Cray Autotasking

Tue Nov 28 05:52:54 AEST 1989

In article <MCCALPIN.89Nov27080806 at masig3.ocean.fsu.edu> 
mccalpin at masig3.ocean.fsu.edu (John D. McCalpin) writes:
> Does anyone know offhand how the Cray autotasking splits loops between
> processors?

I have not looked at autotasking lately, but I assume it works much like 
microtasking did.

The allocation of tasks to processors is dynamic and therefore cannot be 
statically determined.  You must assume they will be allocated in any 
order to any number of available processors.  (Welcome to the wonderful 
non-determinant world of parallel processing.)

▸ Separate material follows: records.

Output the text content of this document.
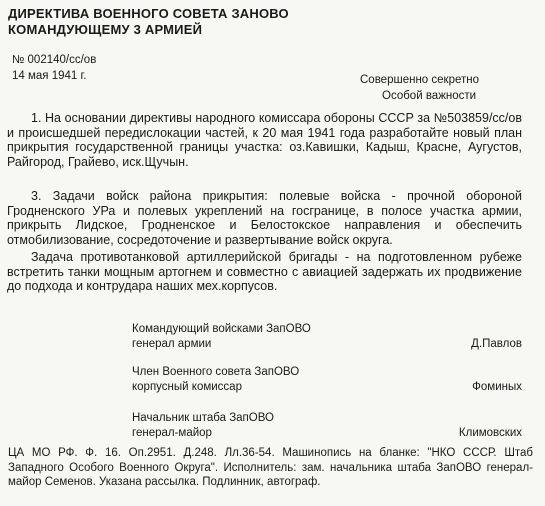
ДИРЕКТИВА ВОЕННОГО СОВЕТА ЗАНОВО
КОМАНДУЮЩЕМУ 3 АРМИЕЙ
№ 002140/сс/ов
14 мая 1941 г.	Совершенно секретно
Особой важности
1. На основании директивы народного комиссара обороны СССР за №503859/сс/ов и происшедшей передислокации частей, к 20 мая 1941 года разработайте новый план прикрытия государственной границы участка: оз.Кавишки, Кадыш, Красне, Аугустов, Райгород, Грайево, иск.Щучын.
3. Задачи войск района прикрытия: полевые войска - прочной обороной Гродненского УРа и полевых укреплений на госгранице, в полосе участка армии, прикрыть Лидское, Гродненское и Белостокское направления и обеспечить отмобилизование, сосредоточение и развертывание войск округа.
Задача противотанковой артиллерийской бригады - на подготовленном рубеже встретить танки мощным артогнем и совместно с авиацией задержать их продвижение до подхода и контрудара наших мех.корпусов.
Командующий войсками ЗапОВО
генерал армии	Д.Павлов
Член Военного совета ЗапОВО
корпусный комиссар	Фоминых
Начальник штаба ЗапОВО
генерал-майор	Климовских
ЦА МО РФ. Ф. 16. Оп.2951. Д.248. Лл.36-54. Машинопись на бланке: "НКО СССР. Штаб Западного Особого Военного Округа". Исполнитель: зам. начальника штаба ЗапОВО генерал-майор Семенов. Указана рассылка. Подлинник, автограф.
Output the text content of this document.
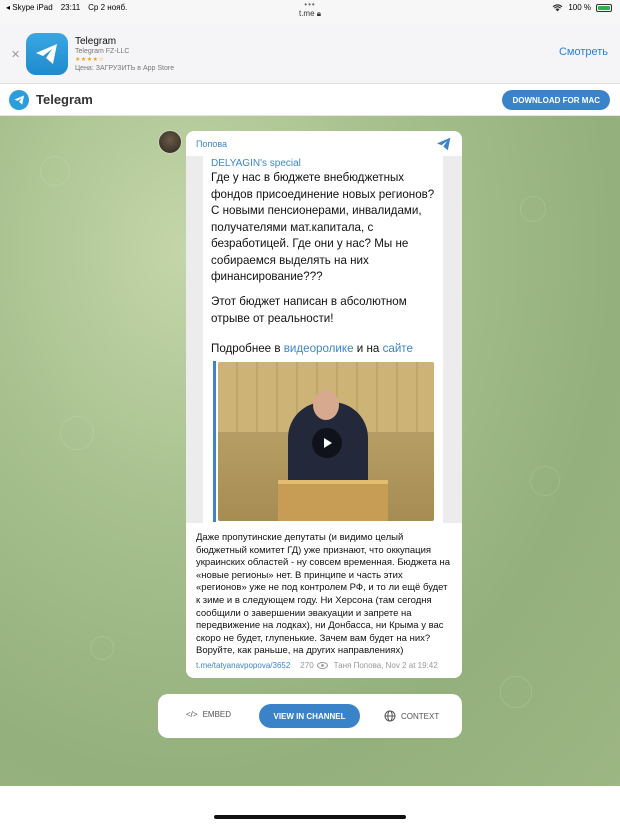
◂ Skype iPad 23:11 Ср 2 нояб.	•••
t.me 🔒︎
100 %
✕
Telegram
Telegram FZ-LLC
★★★★☆
Цена: ЗАГРУЗИТЬ в App Store
Смотреть
Telegram	DOWNLOAD FOR MAC
Попова
DELYAGIN's special
Где у нас в бюджете внебюджетных фондов присоединение новых регионов? С новыми пенсионерами, инвалидами, получателями мат.капитала, с безработицей. Где они у нас? Мы не собираемся выделять на них финансирование???
Этот бюджет написан в абсолютном отрыве от реальности!
Подробнее в видеоролике и на сайте
Даже пропутинские депутаты (и видимо целый бюджетный комитет ГД) уже признают, что оккупация украинских областей - ну совсем временная. Бюджета на «новые регионы» нет. В принципе и часть этих «регионов» уже не под контролем РФ, и то ли ещё будет к зиме и в следующем году. Ни Херсона (там сегодня сообщили о завершении эвакуации и запрете на передвижение на лодках), ни Донбасса, ни Крыма у вас скоро не будет, глупенькие. Зачем вам будет на них? Воруйте, как раньше, на других направлениях)
t.me/tatyanavpopova/3652 270	Таня Попова, Nov 2 at 19:42
</> EMBED	VIEW IN CHANNEL	CONTEXT
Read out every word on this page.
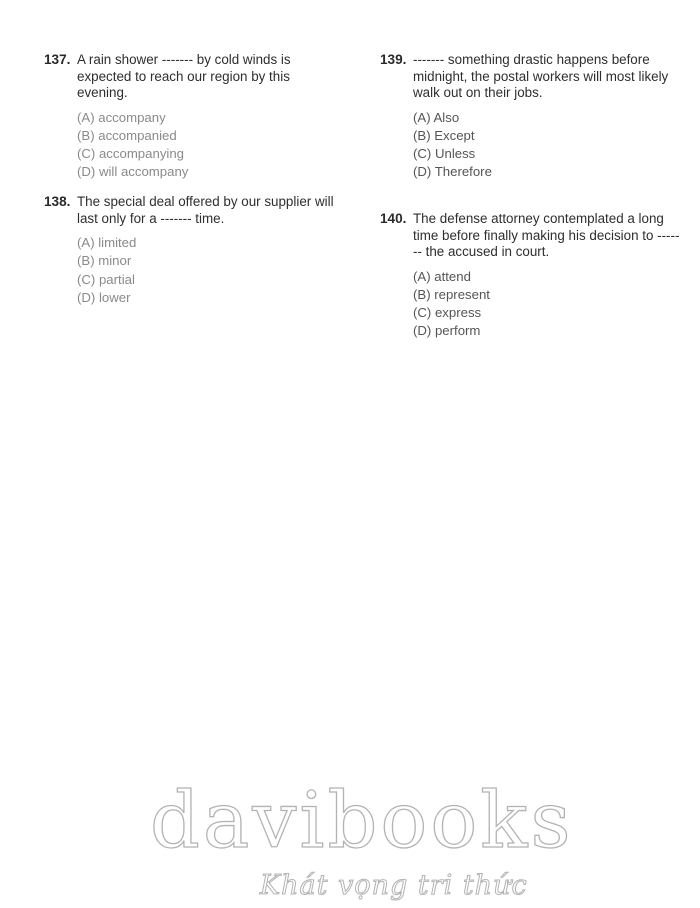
137. A rain shower ------- by cold winds is expected to reach our region by this evening.
(A) accompany
(B) accompanied
(C) accompanying
(D) will accompany
138. The special deal offered by our supplier will last only for a ------- time.
(A) limited
(B) minor
(C) partial
(D) lower
139. ------- something drastic happens before midnight, the postal workers will most likely walk out on their jobs.
(A) Also
(B) Except
(C) Unless
(D) Therefore
140. The defense attorney contemplated a long time before finally making his decision to ------- the accused in court.
(A) attend
(B) represent
(C) express
(D) perform
davibooks
Khát vọng tri thức
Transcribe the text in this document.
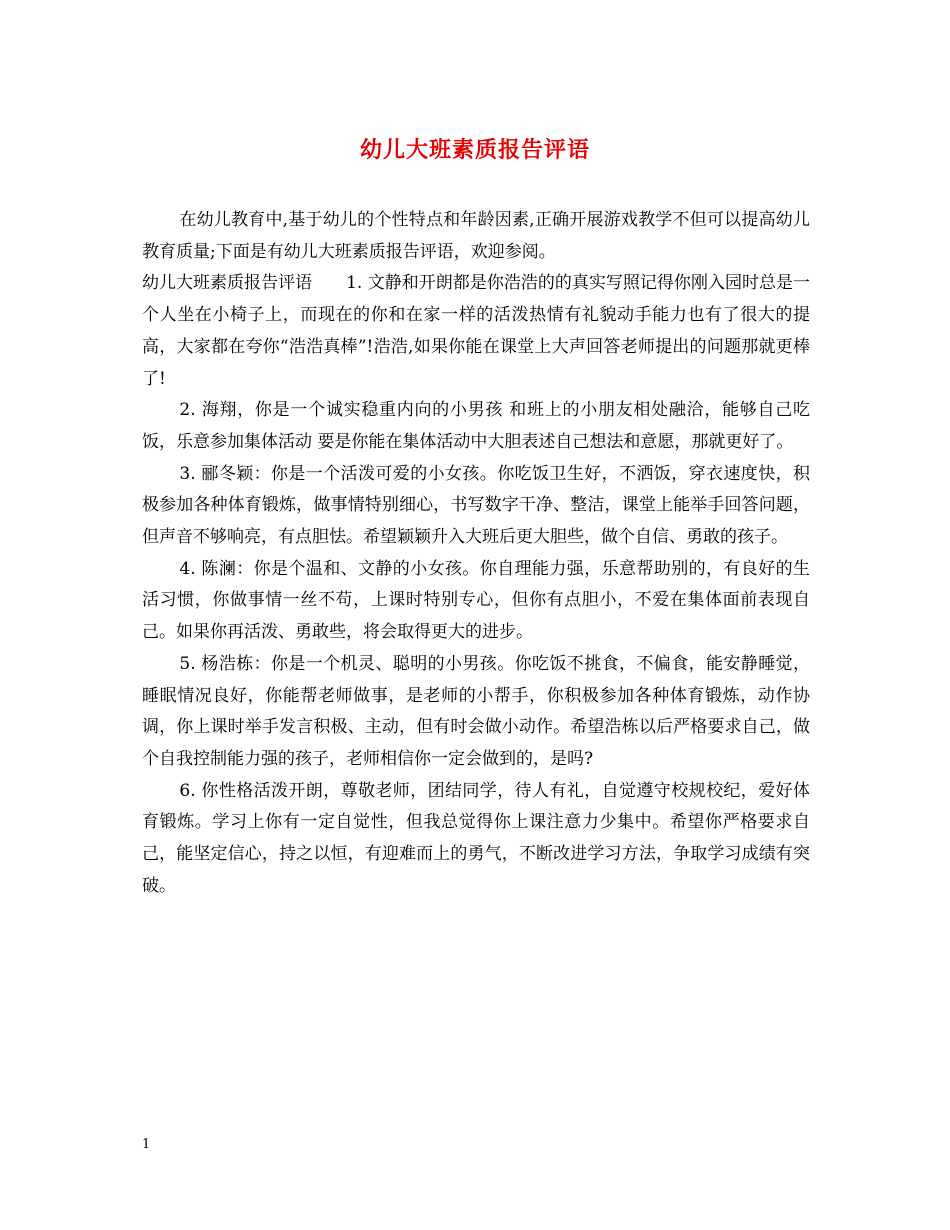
幼儿大班素质报告评语

在幼儿教育中,基于幼儿的个性特点和年龄因素,正确开展游戏教学不但可以提高幼儿教育质量;下面是有幼儿大班素质报告评语，欢迎参阅。

幼儿大班素质报告评语　　1. 文静和开朗都是你浩浩的的真实写照记得你刚入园时总是一个人坐在小椅子上，而现在的你和在家一样的活泼热情有礼貌动手能力也有了很大的提高，大家都在夸你“浩浩真棒”!浩浩,如果你能在课堂上大声回答老师提出的问题那就更棒了!

2. 海翔，你是一个诚实稳重内向的小男孩 和班上的小朋友相处融洽，能够自己吃饭，乐意参加集体活动 要是你能在集体活动中大胆表述自己想法和意愿，那就更好了。

3. 郦冬颖：你是一个活泼可爱的小女孩。你吃饭卫生好，不洒饭，穿衣速度快，积极参加各种体育锻炼，做事情特别细心，书写数字干净、整洁，课堂上能举手回答问题，但声音不够响亮，有点胆怯。希望颖颖升入大班后更大胆些，做个自信、勇敢的孩子。

4. 陈澜：你是个温和、文静的小女孩。你自理能力强，乐意帮助别的，有良好的生活习惯，你做事情一丝不苟，上课时特别专心，但你有点胆小，不爱在集体面前表现自己。如果你再活泼、勇敢些，将会取得更大的进步。

5. 杨浩栋：你是一个机灵、聪明的小男孩。你吃饭不挑食，不偏食，能安静睡觉，睡眠情况良好，你能帮老师做事，是老师的小帮手，你积极参加各种体育锻炼，动作协调，你上课时举手发言积极、主动，但有时会做小动作。希望浩栋以后严格要求自己，做个自我控制能力强的孩子，老师相信你一定会做到的，是吗?

6. 你性格活泼开朗，尊敬老师，团结同学，待人有礼，自觉遵守校规校纪，爱好体育锻炼。学习上你有一定自觉性，但我总觉得你上课注意力少集中。希望你严格要求自己，能坚定信心，持之以恒，有迎难而上的勇气，不断改进学习方法，争取学习成绩有突破。

1
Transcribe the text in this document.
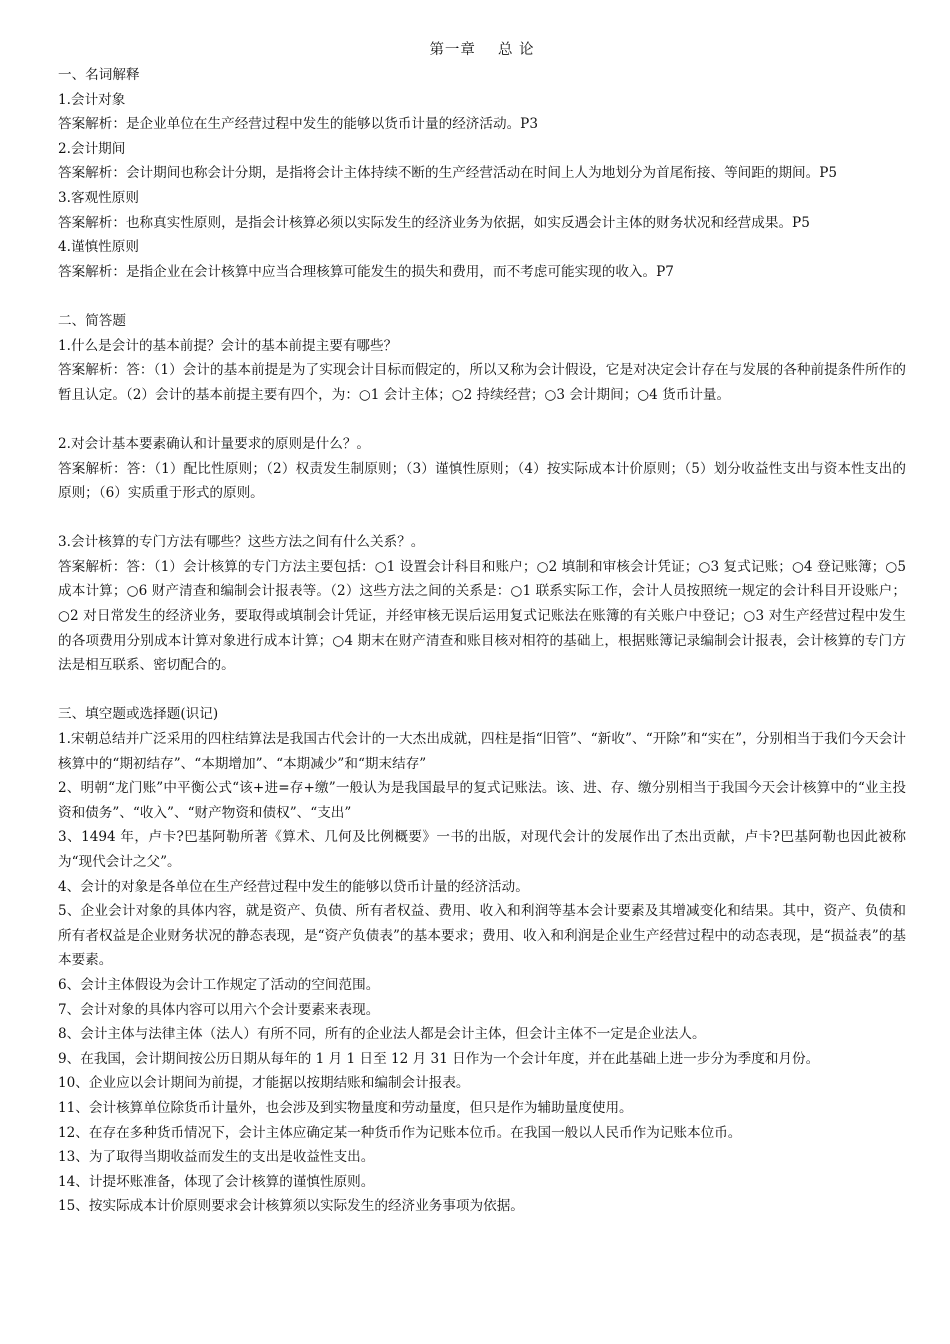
第一章 总 论

一、名词解释

1.会计对象

答案解析：是企业单位在生产经营过程中发生的能够以货币计量的经济活动。P3

2.会计期间

答案解析：会计期间也称会计分期，是指将会计主体持续不断的生产经营活动在时间上人为地划分为首尾衔接、等间距的期间。P5

3.客观性原则

答案解析：也称真实性原则，是指会计核算必须以实际发生的经济业务为依据，如实反遇会计主体的财务状况和经营成果。P5

4.谨慎性原则

答案解析：是指企业在会计核算中应当合理核算可能发生的损失和费用，而不考虑可能实现的收入。P7

二、简答题

1.什么是会计的基本前提？会计的基本前提主要有哪些？

答案解析：答：（1）会计的基本前提是为了实现会计目标而假定的，所以又称为会计假设，它是对决定会计存在与发展的各种前提条件所作的暂且认定。（2）会计的基本前提主要有四个，为：○1 会计主体；○2 持续经营；○3 会计期间；○4 货币计量。

2.对会计基本要素确认和计量要求的原则是什么？。

答案解析：答：（1）配比性原则；（2）权责发生制原则；（3）谨慎性原则；（4）按实际成本计价原则；（5）划分收益性支出与资本性支出的原则；（6）实质重于形式的原则。

3.会计核算的专门方法有哪些？这些方法之间有什么关系？。

答案解析：答：（1）会计核算的专门方法主要包括：○1 设置会计科目和账户；○2 填制和审核会计凭证；○3 复式记账；○4 登记账簿；○5 成本计算；○6 财产清查和编制会计报表等。（2）这些方法之间的关系是：○1 联系实际工作，会计人员按照统一规定的会计科目开设账户；○2 对日常发生的经济业务，要取得或填制会计凭证，并经审核无误后运用复式记账法在账簿的有关账户中登记；○3 对生产经营过程中发生的各项费用分别成本计算对象进行成本计算；○4 期末在财产清查和账目核对相符的基础上，根据账簿记录编制会计报表，会计核算的专门方法是相互联系、密切配合的。

三、填空题或选择题(识记)

1.宋朝总结并广泛采用的四柱结算法是我国古代会计的一大杰出成就，四柱是指“旧管”、“新收”、“开除”和“实在”，分别相当于我们今天会计核算中的“期初结存”、“本期增加”、“本期减少”和“期末结存”

2、明朝“龙门账”中平衡公式“该+进=存+缴”一般认为是我国最早的复式记账法。该、进、存、缴分别相当于我国今天会计核算中的“业主投资和债务”、“收入”、“财产物资和债权”、“支出”

3、1494 年，卢卡?巴基阿勒所著《算术、几何及比例概要》一书的出版，对现代会计的发展作出了杰出贡献，卢卡?巴基阿勒也因此被称为“现代会计之父”。

4、会计的对象是各单位在生产经营过程中发生的能够以贷币计量的经济活动。

5、企业会计对象的具体内容，就是资产、负债、所有者权益、费用、收入和利润等基本会计要素及其增减变化和结果。其中，资产、负债和所有者权益是企业财务状况的静态表现，是“资产负债表”的基本要求；费用、收入和利润是企业生产经营过程中的动态表现，是“损益表”的基本要素。

6、会计主体假设为会计工作规定了活动的空间范围。

7、会计对象的具体内容可以用六个会计要素来表现。

8、会计主体与法律主体（法人）有所不同，所有的企业法人都是会计主体，但会计主体不一定是企业法人。

9、在我国，会计期间按公历日期从每年的 1 月 1 日至 12 月 31 日作为一个会计年度，并在此基础上进一步分为季度和月份。

10、企业应以会计期间为前提，才能据以按期结账和编制会计报表。

11、会计核算单位除货币计量外，也会涉及到实物量度和劳动量度，但只是作为辅助量度使用。

12、在存在多种货币情况下，会计主体应确定某一种货币作为记账本位币。在我国一般以人民币作为记账本位币。

13、为了取得当期收益而发生的支出是收益性支出。

14、计提坏账准备，体现了会计核算的谨慎性原则。

15、按实际成本计价原则要求会计核算须以实际发生的经济业务事项为依据。
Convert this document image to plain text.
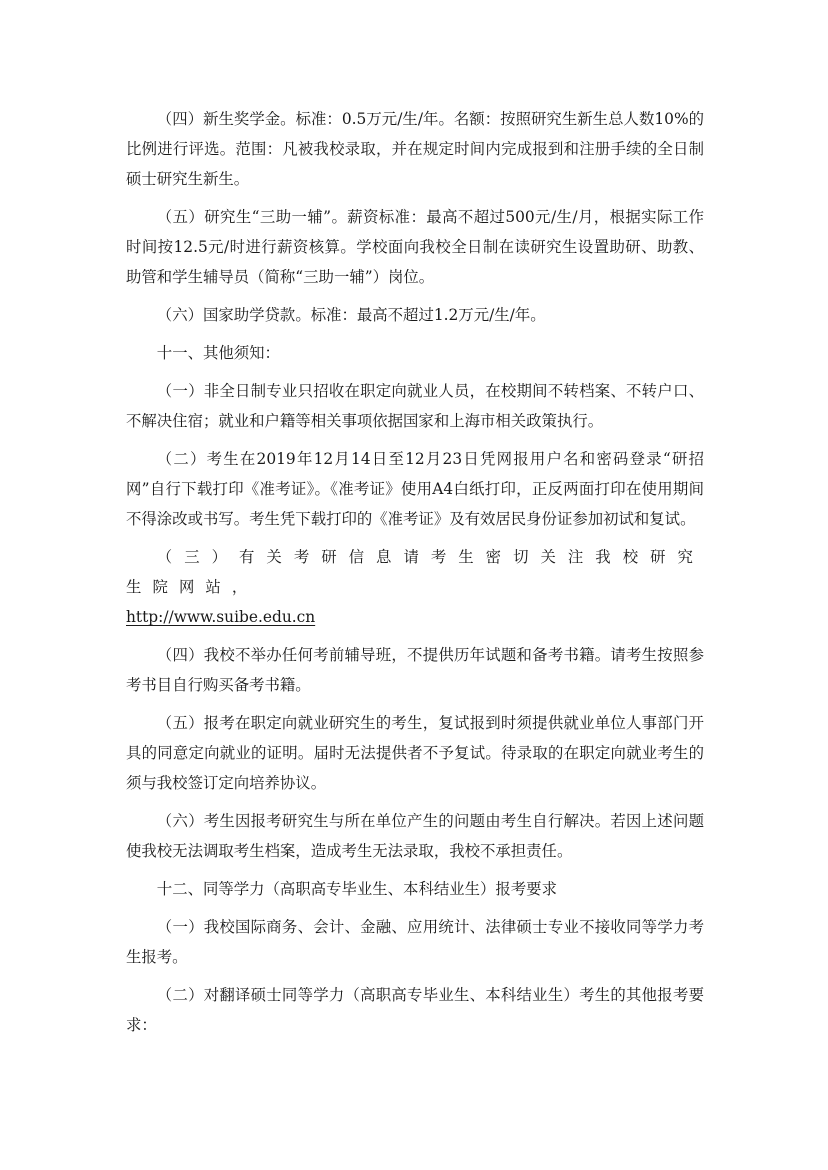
（四）新生奖学金。标准：0.5万元/生/年。名额：按照研究生新生总人数10%的比例进行评选。范围：凡被我校录取，并在规定时间内完成报到和注册手续的全日制硕士研究生新生。

（五）研究生“三助一辅”。薪资标准：最高不超过500元/生/月，根据实际工作时间按12.5元/时进行薪资核算。学校面向我校全日制在读研究生设置助研、助教、助管和学生辅导员（简称“三助一辅”）岗位。

（六）国家助学贷款。标准：最高不超过1.2万元/生/年。

十一、其他须知：

（一）非全日制专业只招收在职定向就业人员，在校期间不转档案、不转户口、不解决住宿；就业和户籍等相关事项依据国家和上海市相关政策执行。

（二）考生在2019年12月14日至12月23日凭网报用户名和密码登录“研招网”自行下载打印《准考证》。《准考证》使用A4白纸打印，正反两面打印在使用期间不得涂改或书写。考生凭下载打印的《准考证》及有效居民身份证参加初试和复试。

（三）有关考研信息请考生密切关注我校研究生院网站，

http://www.suibe.edu.cn

（四）我校不举办任何考前辅导班，不提供历年试题和备考书籍。请考生按照参考书目自行购买备考书籍。

（五）报考在职定向就业研究生的考生，复试报到时须提供就业单位人事部门开具的同意定向就业的证明。届时无法提供者不予复试。待录取的在职定向就业考生的须与我校签订定向培养协议。

（六）考生因报考研究生与所在单位产生的问题由考生自行解决。若因上述问题使我校无法调取考生档案，造成考生无法录取，我校不承担责任。

十二、同等学力（高职高专毕业生、本科结业生）报考要求

（一）我校国际商务、会计、金融、应用统计、法律硕士专业不接收同等学力考生报考。

（二）对翻译硕士同等学力（高职高专毕业生、本科结业生）考生的其他报考要求：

The most efficient way to autotask is to have many tasks of vectorized 
loops.  The efficiency of vectorization increases with the vector length.  
The efficiency of load balancing the tasks increases with the number of 
tasks.  Lengthening the vectors, decreases the number of tasks.  
Optimizing vectorization is usually more important than optimizing 
autotasking.

Breaking the problem into 8 tasks to match 8 CPUs will work well in 
benchmark or dedicated situations, but will be counter-productive in a 
mixed job environment.  You will probably get less than the full 
compliment of 8 CPUs, leaving straggling long vectors to process at the 
end.

In general, you split the loop into tasks of vectors of length 64 to 128.  
This provides fairly optimum vector lengths while still maximizing the 
number of tasks.

If autotasking is up-to-snuff, you would present it with one long loop, 
and it would vectorize and parallelize that one loop for you, choosing a 
fairly optimum distribution.

Does anyone know if autotasking will split one loop into multiple tasks of 
vectorized loops yet?  My assumptions is autotasking works like 
microtasking.  Is this assumption valid?

Kent Koeninger   Cray Evangelist    Apple Computer   <koeninger at apple.com>